Fed Policy Dilemma: Balancing Inflation and Recession Risks
The December Fed meeting was more hawkish: only one rate cut in 2026, reflecting concerns over rising inflation (partly due to tariffs). But weakening labor markets force “insurance” easing. Powell described the current economy as “unusual”: inflation above target, employment risks rising. If the AI bubble bursts, the Fed’s room to maneuver will be limited, making it difficult to address both issues simultaneously.
Historical Parallels and Potential Outcomes
The AI boom resembles the dot-com bubble: initial frenzy, later doubts about returns, eventual crash but with residual value (the internet). The difference is higher concentration (30% of S&P 500 supported by a few giants) and increased leverage (tech debt surging). If demand does not explode in 2026 (due to competition, self-developed chips), debt snowballing and credit tightening could trigger chain reactions.

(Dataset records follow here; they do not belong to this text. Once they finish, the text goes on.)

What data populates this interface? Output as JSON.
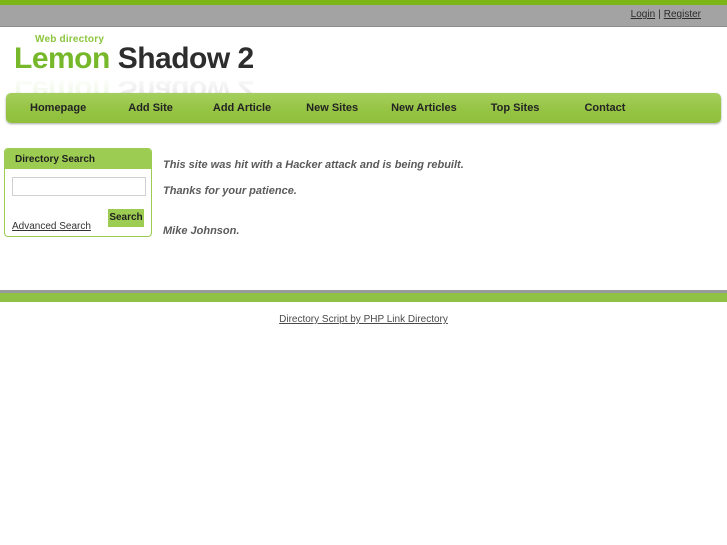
{
  "utility_bar": {
    "login_label": "Login",
    "separator": "|",
    "register_label": "Register"
  },
  "logo": {
    "kicker": "Web directory",
    "name_part1": "Lemon",
    "name_part2": "Shadow 2",
    "green_hex": "#76b82a",
    "dark_hex": "#2d2d2d"
  },
  "nav": {
    "items": [
      {
        "label": "Homepage"
      },
      {
        "label": "Add Site"
      },
      {
        "label": "Add Article"
      },
      {
        "label": "New Sites"
      },
      {
        "label": "New Articles"
      },
      {
        "label": "Top Sites"
      },
      {
        "label": "Contact"
      }
    ]
  },
  "sidebar": {
    "title": "Directory Search",
    "search_value": "",
    "search_placeholder": "",
    "advanced_search_label": "Advanced Search",
    "search_button_label": "Search"
  },
  "content": {
    "line1": "This site was hit with a Hacker attack and is being rebuilt.",
    "line2": "Thanks for your patience.",
    "signature": "Mike Johnson."
  },
  "footer": {
    "link_label": "Directory Script by PHP Link Directory",
    "bar_hex": "#8fc144"
  },
  "theme": {
    "accent_green": "#9ccc52",
    "dark_green": "#7cb518",
    "gray_bar": "#a3a3a3"
  }
}
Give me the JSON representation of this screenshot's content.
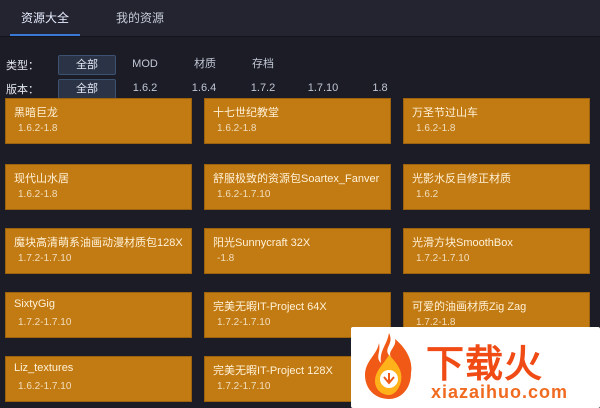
{
  "tabs": [
    {
      "label": "资源大全",
      "active": true
    },
    {
      "label": "我的资源",
      "active": false
    }
  ],
  "filters": {
    "type": {
      "label": "类型：",
      "options": [
        "全部",
        "MOD",
        "材质",
        "存档"
      ],
      "selected": "全部"
    },
    "version": {
      "label": "版本：",
      "options": [
        "全部",
        "1.6.2",
        "1.6.4",
        "1.7.2",
        "1.7.10",
        "1.8"
      ],
      "selected": "全部"
    }
  },
  "resources": [
    {
      "title": "黑暗巨龙",
      "version": "1.6.2-1.8"
    },
    {
      "title": "十七世纪教堂",
      "version": "1.6.2-1.8"
    },
    {
      "title": "万圣节过山车",
      "version": "1.6.2-1.8"
    },
    {
      "title": "现代山水居",
      "version": "1.6.2-1.8"
    },
    {
      "title": "舒服极致的资源包Soartex_Fanver",
      "version": "1.6.2-1.7.10"
    },
    {
      "title": "光影水反自修正材质",
      "version": "1.6.2"
    },
    {
      "title": "魔块高清萌系油画动漫材质包128X",
      "version": "1.7.2-1.7.10"
    },
    {
      "title": "阳光Sunnycraft 32X",
      "version": "-1.8"
    },
    {
      "title": "光滑方块SmoothBox",
      "version": "1.7.2-1.7.10"
    },
    {
      "title": "SixtyGig",
      "version": "1.7.2-1.7.10"
    },
    {
      "title": "完美无暇IT-Project 64X",
      "version": "1.7.2-1.7.10"
    },
    {
      "title": "可爱的油画材质Zig Zag",
      "version": "1.7.2-1.8"
    },
    {
      "title": "Liz_textures",
      "version": "1.6.2-1.7.10"
    },
    {
      "title": "完美无暇IT-Project 128X",
      "version": "1.7.2-1.7.10"
    }
  ],
  "watermark": {
    "brand": "下载火",
    "site": "xiazaihuo.com",
    "icon": "flame-logo-icon",
    "color": "#f04b14"
  },
  "colors": {
    "card": "#c27a12",
    "background": "#1b1c25",
    "accent": "#3a78d6"
  }
}
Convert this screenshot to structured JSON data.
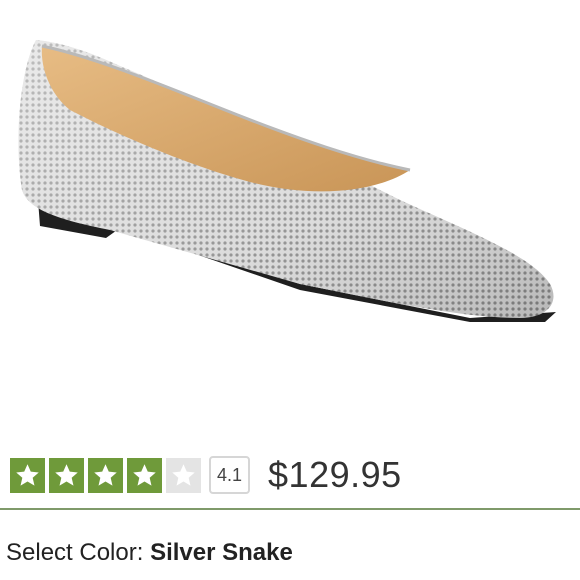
{
  "product": {
    "image_alt": "Silver Snake pointed-toe ballet flat",
    "price": "$129.95",
    "color_label": "Select Color: ",
    "color_value": "Silver Snake"
  },
  "rating": {
    "value": "4.1",
    "stars_filled": 4,
    "stars_total": 5,
    "star_color": "#6f9a3a",
    "empty_star_color": "#e4e4e4"
  },
  "colors": {
    "divider": "#7f9a6a",
    "insole": "#d9ab6e"
  }
}
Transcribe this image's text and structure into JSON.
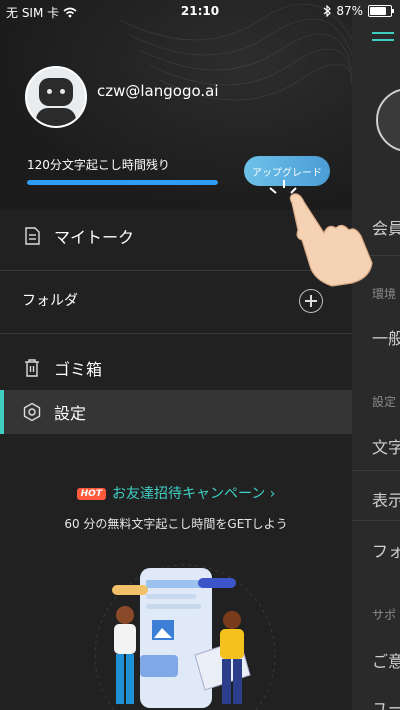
{
  "status_bar": {
    "carrier": "无 SIM 卡",
    "time": "21:10",
    "battery": "87%",
    "battery_level": 0.87
  },
  "profile": {
    "email": "czw@langogo.ai",
    "remaining_text": "120分文字起こし時間残り",
    "progress": 1.0,
    "upgrade_label": "アップグレード"
  },
  "menu": {
    "my_talk": "マイトーク",
    "folder": "フォルダ",
    "trash": "ゴミ箱",
    "settings": "設定"
  },
  "invite": {
    "badge": "HOT",
    "title": "お友達招待キャンペーン",
    "subtitle": "60 分の無料文字起こし時間をGETしよう"
  },
  "background_page": {
    "rows": [
      "会員",
      "環境",
      "一般",
      "設定",
      "文字",
      "表示",
      "フォ",
      "サポ",
      "ご意",
      "ユー"
    ]
  },
  "colors": {
    "accent": "#3ecfc2",
    "progress": "#2f9df5",
    "upgrade": "#5fb3e2",
    "hot": "#ff5a3c"
  }
}
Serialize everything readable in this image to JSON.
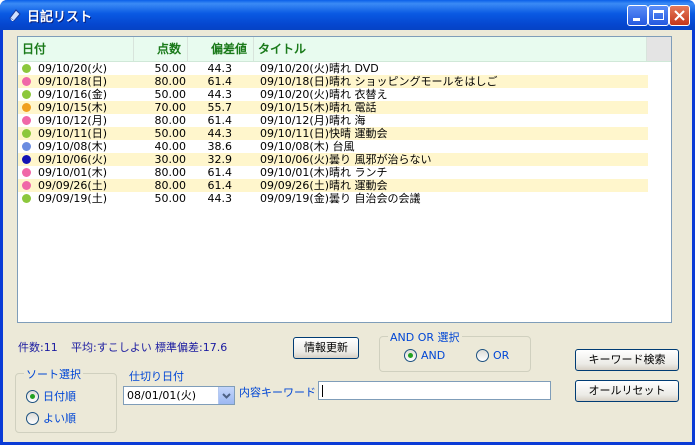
{
  "window": {
    "title": "日記リスト"
  },
  "columns": {
    "date": "日付",
    "score": "点数",
    "deviation": "偏差値",
    "title": "タイトル"
  },
  "rows": [
    {
      "date": "09/10/20(火)",
      "score": "50.00",
      "deviation": "44.3",
      "title": "09/10/20(火)晴れ  DVD",
      "dot_color": "#8cc83c"
    },
    {
      "date": "09/10/18(日)",
      "score": "80.00",
      "deviation": "61.4",
      "title": "09/10/18(日)晴れ  ショッピングモールをはしご",
      "dot_color": "#f068a8"
    },
    {
      "date": "09/10/16(金)",
      "score": "50.00",
      "deviation": "44.3",
      "title": "09/10/20(火)晴れ  衣替え",
      "dot_color": "#8cc83c"
    },
    {
      "date": "09/10/15(木)",
      "score": "70.00",
      "deviation": "55.7",
      "title": "09/10/15(木)晴れ  電話",
      "dot_color": "#f0a020"
    },
    {
      "date": "09/10/12(月)",
      "score": "80.00",
      "deviation": "61.4",
      "title": "09/10/12(月)晴れ  海",
      "dot_color": "#f068a8"
    },
    {
      "date": "09/10/11(日)",
      "score": "50.00",
      "deviation": "44.3",
      "title": "09/10/11(日)快晴  運動会",
      "dot_color": "#8cc83c"
    },
    {
      "date": "09/10/08(木)",
      "score": "40.00",
      "deviation": "38.6",
      "title": "09/10/08(木)  台風",
      "dot_color": "#6a8ce0"
    },
    {
      "date": "09/10/06(火)",
      "score": "30.00",
      "deviation": "32.9",
      "title": "09/10/06(火)曇り  風邪が治らない",
      "dot_color": "#1414b4"
    },
    {
      "date": "09/10/01(木)",
      "score": "80.00",
      "deviation": "61.4",
      "title": "09/10/01(木)晴れ  ランチ",
      "dot_color": "#f068a8"
    },
    {
      "date": "09/09/26(土)",
      "score": "80.00",
      "deviation": "61.4",
      "title": "09/09/26(土)晴れ  運動会",
      "dot_color": "#f068a8"
    },
    {
      "date": "09/09/19(土)",
      "score": "50.00",
      "deviation": "44.3",
      "title": "09/09/19(金)曇り  自治会の会議",
      "dot_color": "#8cc83c"
    }
  ],
  "status": {
    "count": "件数:11",
    "average": "平均:すこしよい",
    "stddev": "標準偏差:17.6"
  },
  "buttons": {
    "refresh": "情報更新",
    "keyword_search": "キーワード検索",
    "reset_all": "オールリセット"
  },
  "and_or": {
    "legend": "AND OR 選択",
    "and": "AND",
    "or": "OR",
    "selected": "AND"
  },
  "sort": {
    "legend": "ソート選択",
    "by_date": "日付順",
    "by_good": "よい順",
    "selected": "日付順"
  },
  "cutoff": {
    "label": "仕切り日付",
    "value": "08/01/01(火)"
  },
  "keyword": {
    "label": "内容キーワード",
    "value": ""
  },
  "colors": {
    "title_bar": "#0a5ae3",
    "header_text": "#1a7a1a",
    "alt_row": "#fff6cc",
    "label_blue": "#0046d5"
  }
}
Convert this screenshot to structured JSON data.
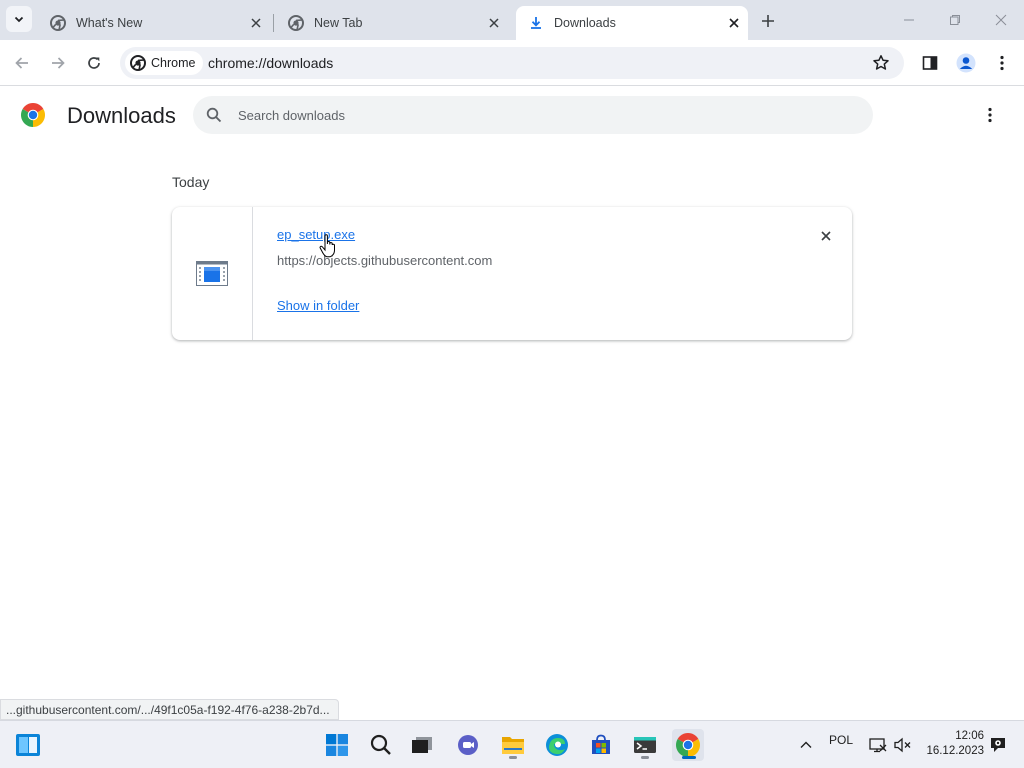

Risks extend beyond finance: data center power demand accounts for 14% of global electricity, climate pressures intensify; employment-wise, Anthropic CEO predicts half of entry-level white-collar jobs will be eliminated, with unemployment rising 10%-20%. While Yale analysis shows overall employment has not been disturbed since ChatGPT, tens of thousands of tech layoffs are already a fact.
Conclusion: Turning Point Has Arrived, Caution Is Wise
By the end of 2025, the AI investment frenzy reaches a turning point: events involving IBM, Oracle, and Broadcom mark a shift from “buy and ask” to “ask for returns first.” Demand is real, but financial tightening and macro weaknesses amplify risks. If profitability is not achieved in 2026, valuation adjustments are inevitable; in the long term, only efficient construction can unlock transformation value. Investors should remain vigilant: AI may reshape the world, but the process will be painful. Short-term volatility will intensify, and medium-term cautious positioning is advisable.